¹ http://docs.cs.up.ac.za/programming/asm/derick_tut/syscalls....



I would advise against interrupt-based syscalls in for x86 platforms in linux... a lot of optimization work has been done for x86-32 via vDSO (and, afaik, x86-64 interrupt-based syscalls are just there for compatibility reasons, but I've been wrong before)

For linux x86-64 syscalls, proper way is to use "syscall" instruction. For linux x86-32 stuff, best way is to make a call via vDSO with "call $gs:0x10" (hopefully i didn't butcher AT&T syntax) so the kernel can dictate (via the vDSO) the best way to actually get you to the point of performing the syscall.

and, to your point, I recommend that anyone disassemble their code compiled with libc (and look at the differences between linux, os x, bsd, whatever)... it gets really interesting how much is added and how each OS handles it.

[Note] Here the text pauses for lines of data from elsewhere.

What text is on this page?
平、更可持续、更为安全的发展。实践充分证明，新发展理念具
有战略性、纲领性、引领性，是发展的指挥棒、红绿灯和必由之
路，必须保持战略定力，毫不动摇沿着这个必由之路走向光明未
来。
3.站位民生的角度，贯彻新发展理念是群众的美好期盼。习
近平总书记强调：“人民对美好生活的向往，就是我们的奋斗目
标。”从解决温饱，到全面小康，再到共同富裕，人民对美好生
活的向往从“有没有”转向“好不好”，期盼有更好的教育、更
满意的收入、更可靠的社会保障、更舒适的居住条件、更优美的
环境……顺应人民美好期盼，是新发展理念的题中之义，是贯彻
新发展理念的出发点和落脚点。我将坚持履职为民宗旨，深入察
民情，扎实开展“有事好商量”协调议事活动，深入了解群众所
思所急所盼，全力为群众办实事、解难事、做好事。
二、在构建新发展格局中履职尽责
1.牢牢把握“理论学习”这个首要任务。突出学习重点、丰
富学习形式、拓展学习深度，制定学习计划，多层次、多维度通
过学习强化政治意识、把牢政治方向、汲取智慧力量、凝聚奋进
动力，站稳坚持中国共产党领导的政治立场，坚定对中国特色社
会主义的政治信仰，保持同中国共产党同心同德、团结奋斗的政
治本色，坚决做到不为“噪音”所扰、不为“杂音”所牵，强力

Awesome! Thank you for your advice.

Either way, I am proceeding with the rest by using what someone else recommended I do, which is use `gcc -nostartfiles`. Looking at gcc in verbose mode reveals an ld command line I could use to run his code without modification:

    ld nothing.o -o nothing -e _main -dynamic-linker /lib64/ld-linux-x86-64.so.2 -lc
For some reason, `/lib/ld64.so.2` is not linked to `/lib64/ld-linux-x86-64.so.2` even though `ld` on Linux seems to look there by default (and fails because none of the mainstream distributions make that link).